Virtual Mitaka Open House Day 2021

NAOJ’s annual event Mitaka Open House Day was held online this year as in the previous year. The theme of this year's main lecture was "10 Years of Trajectory of ALMA," and three researchers delivered online lectures. The NAOJ ALMA Project presented six mini-lectures, ALMA Q&A session to answer questions collected online in advance, and an online quiz website.


In the main lecture, Norikazu Mizuno, a professor at the NAOJ, gave a lecture titled “10 Years of Trajectory of the ALMA Site”. It was a remote lecture from the ALMA Operations Support Facility (OSF) at an altitude of 2900 m. Professor Mizuno introduced his experience of being engaged in the construction and operations of telescopes in Chile, from the NANTEN Telescope of Nagoya University to ALMA. In addition to the presentation of the overview and scientific results of ALMA, he talked about the onsite operations from the standpoint of the head of the ALMA Department of Engineering who leads many staff members.

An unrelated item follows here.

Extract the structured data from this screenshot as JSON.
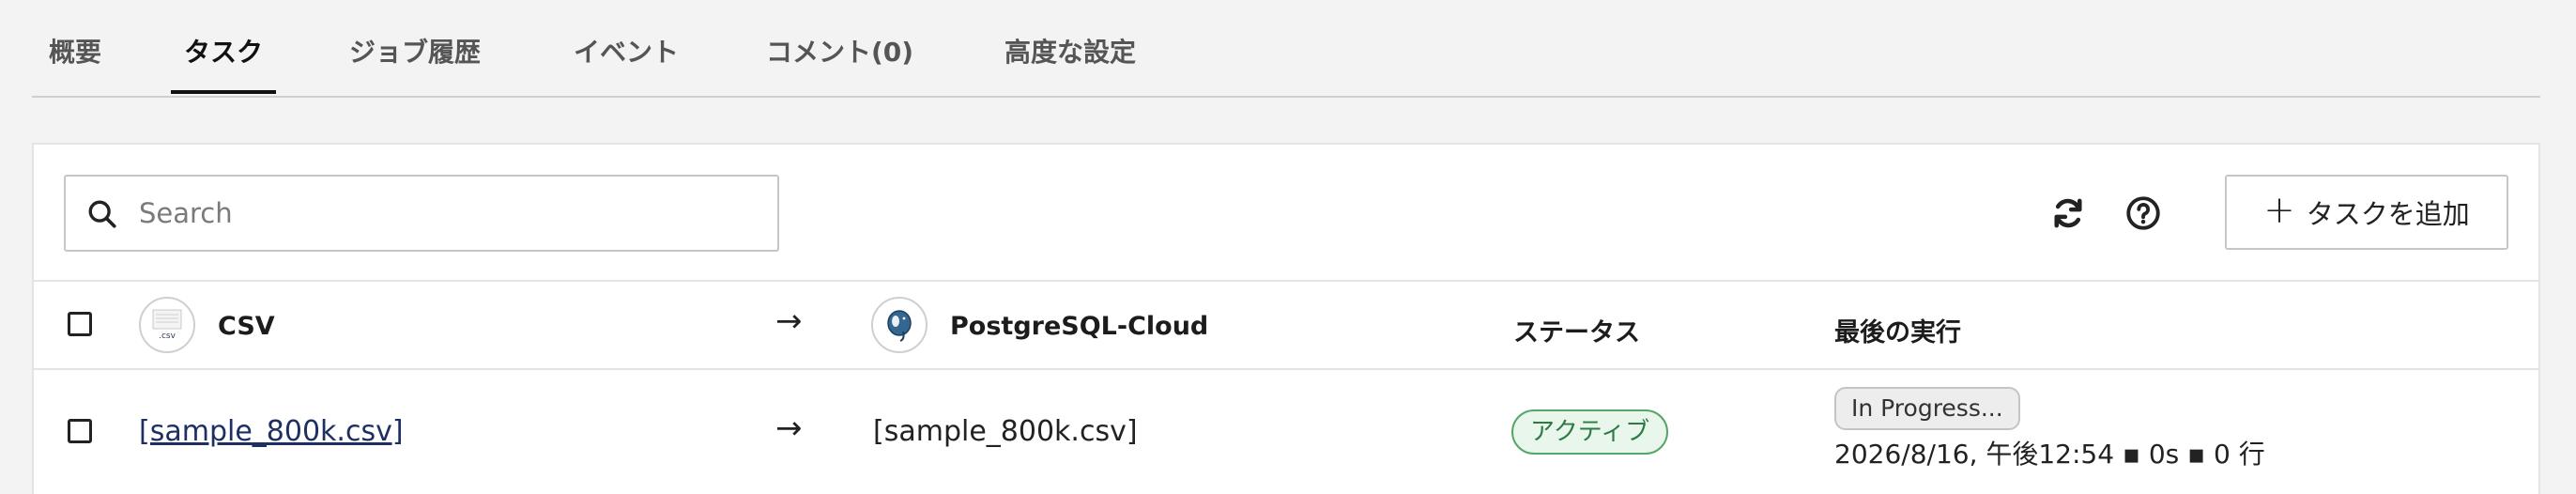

Next, Kotaro Kohno, a professor at the University of Tokyo, gave a lecture titled “Galaxies Explored by ALMA: Mysteries Unveiled and New Emerging Mysteries.” Professor Kohno introduced in a ranking format the mysteries about galaxies that ALMA has unraveled over the past 10 years. In addition, he explained that each mystery is accompanied by new mysteries that have been emerging in the ALMA observations. Expectations for future research using ALMA and other telescopes were shared.

Alvaro Gonzalez, an associate professor at NAOJ, gave a lecture titled “The First 10 Years of ALMA: From Technical Work to Management.” Associate Professor Gonzalez, East Asia ALMA Project Manager, introduced the principles of the radio interferometer, the progress of the ALMA project, and technical highlights. The speaker is from Spain, but he gave a lecture in Japanese and answered questions asked through YouTube chat in Japanese.

In the ALMA mini-lecture, we introduced the star formation, planetary formation, distant galaxies and black holes, as well as the information technology that supports the operation of ALMA, and future development plans. Many questions were asked through YouTube chat during each lecture, and researchers and engineers answered the questions. In addition, we received about 30 questions for the ALMA Q&A session, and researchers answered several of them, including: how often maintenance work is conducted for ALMA; what the differences are between the 7-m and 12-m antennas; what the speaker’s favorite menu was at the observatory’s cafeteria; etc.